4. Create Views to Include Relations

Explicitly select which relations to include. The resulting views automatically apply nested transforms and deep schema validations.

const userWithPosts = box.users.createView({
  posts: true,
});

type UserWithPosts = z.infer<typeof userWithPosts.schemas.client>;
// {
//   id: number;
//   name: string;
//   posts: { id: number; title: string; authorId: number; }[]
// }

// Views also have transforms for the selected fields
const { defaults, transforms } = userWithPosts;
// transforms.toClient() handles nested relation transforms automatically

When a box is connected to the ORM, view reads hydrate the selected relation tree before parsing:

import { connect } from "cogsbox-shape/db";
import { createSqliteDb } from "cogsbox-shape/db/sqlite";

const db = createSqliteDb("app.sqlite");
const bx = connect(box, db);

const userView = bx.users.createView({
  posts: true,
});

const user = await userView.findById(1);
// user.posts is loaded and validated as part of the view shape

Cloudflare D1 uses the same SQLite schema dialect with a D1 connection helper:

import { connect } from "cogsbox-shape/db";
import { createD1Db } from "cogsbox-shape/db/cloudflare-d1";

export default {
  async fetch(_request, env) {
    const db = createD1Db(env.DB);
    const bx = connect(box, db);

    return Response.json(await bx.users.findMany());
  },
};

Use insert(data).ids() when you only need the database identity, or insert(data).full() when you want optimistic client IDs reconciled back into the submitted client object. create() is kept as an alias for older code; prefer insert() in new code.

5. Nested Defaults and Form Definitions (defaultsDefinition)

When working with forms and nested array relations (like hasMany), you often need the default state for a single new item to add to a form array.

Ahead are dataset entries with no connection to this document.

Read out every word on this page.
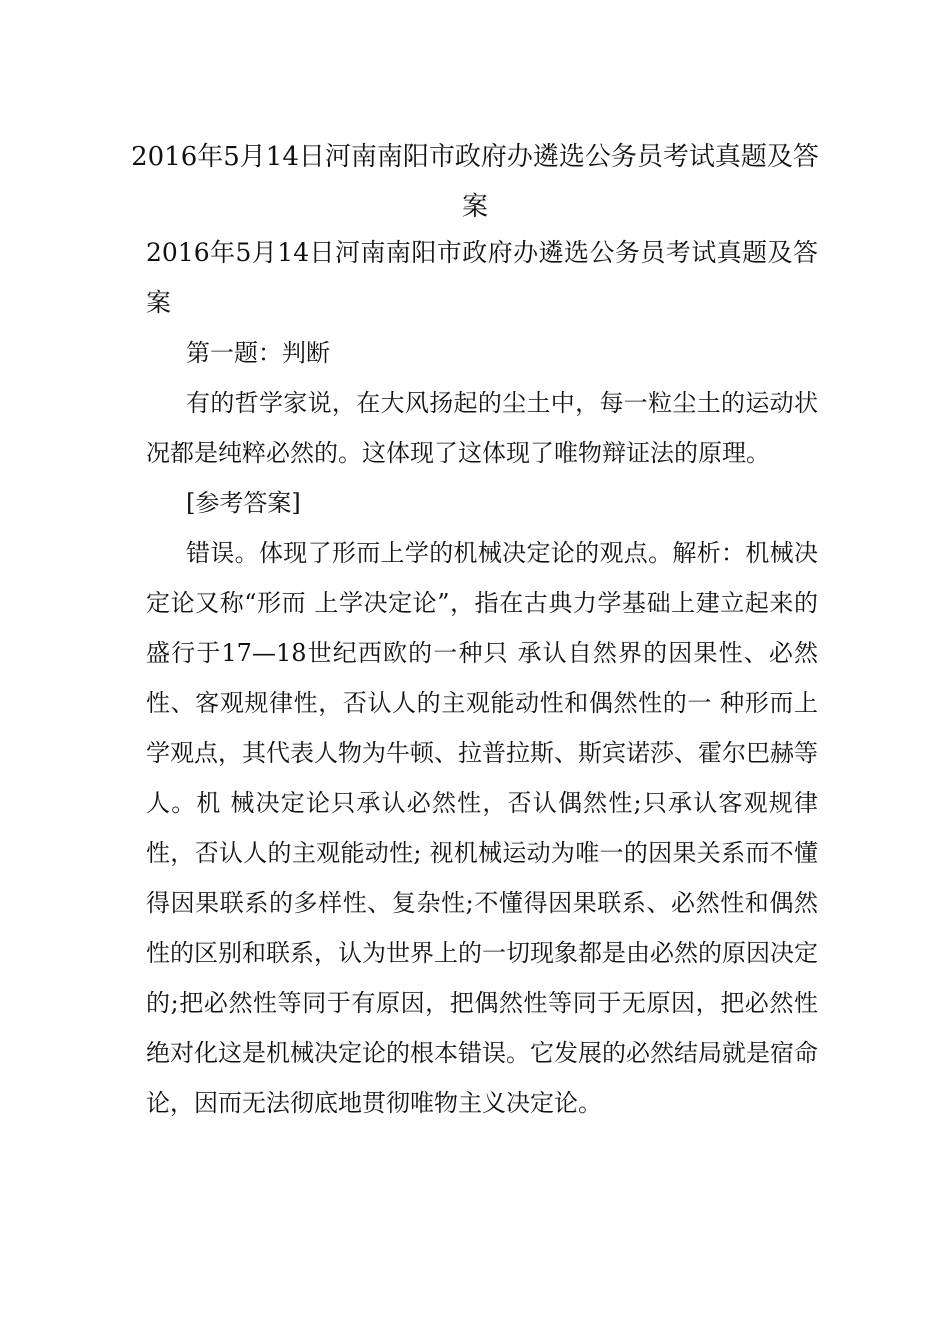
2016年5月14日河南南阳市政府办遴选公务员考试真题及答案
2016年5月14日河南南阳市政府办遴选公务员考试真题及答案

第一题：判断

有的哲学家说，在大风扬起的尘土中，每一粒尘土的运动状况都是纯粹必然的。这体现了这体现了唯物辩证法的原理。

[参考答案]

错误。体现了形而上学的机械决定论的观点。解析：机械决定论又称“形而 上学决定论”，指在古典力学基础上建立起来的盛行于17—18世纪西欧的一种只 承认自然界的因果性、必然性、客观规律性，否认人的主观能动性和偶然性的一 种形而上学观点，其代表人物为牛顿、拉普拉斯、斯宾诺莎、霍尔巴赫等人。机 械决定论只承认必然性，否认偶然性;只承认客观规律性，否认人的主观能动性; 视机械运动为唯一的因果关系而不懂得因果联系的多样性、复杂性;不懂得因果联系、必然性和偶然性的区别和联系，认为世界上的一切现象都是由必然的原因决定的;把必然性等同于有原因，把偶然性等同于无原因，把必然性绝对化这是机械决定论的根本错误。它发展的必然结局就是宿命论，因而无法彻底地贯彻唯物主义决定论。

While view.defaults gives you the actual runtime defaults (e.g., an array of 2 default posts if you defined count: 2), view.defaultsDefinition provides an easy way to grab the structure of a single element using the __def__relationName key:

const userView = box.users.createView({
  posts: { user: true },
});

// Actual runtime defaults (an array)
console.log(userView.defaults.posts);
// => [{ title: "Default Post", user: { ... } }, { title: "Default Post", user: { ... } }]

// Structural definition of a single item for adding to forms
console.log(userView.defaultsDefinition.__def__posts);
// => { title: "Default Post", user: { ... } }

This makes it incredibly simple to implement "Add Item" buttons in complex nested forms without having to manually construct or guess the default object shape.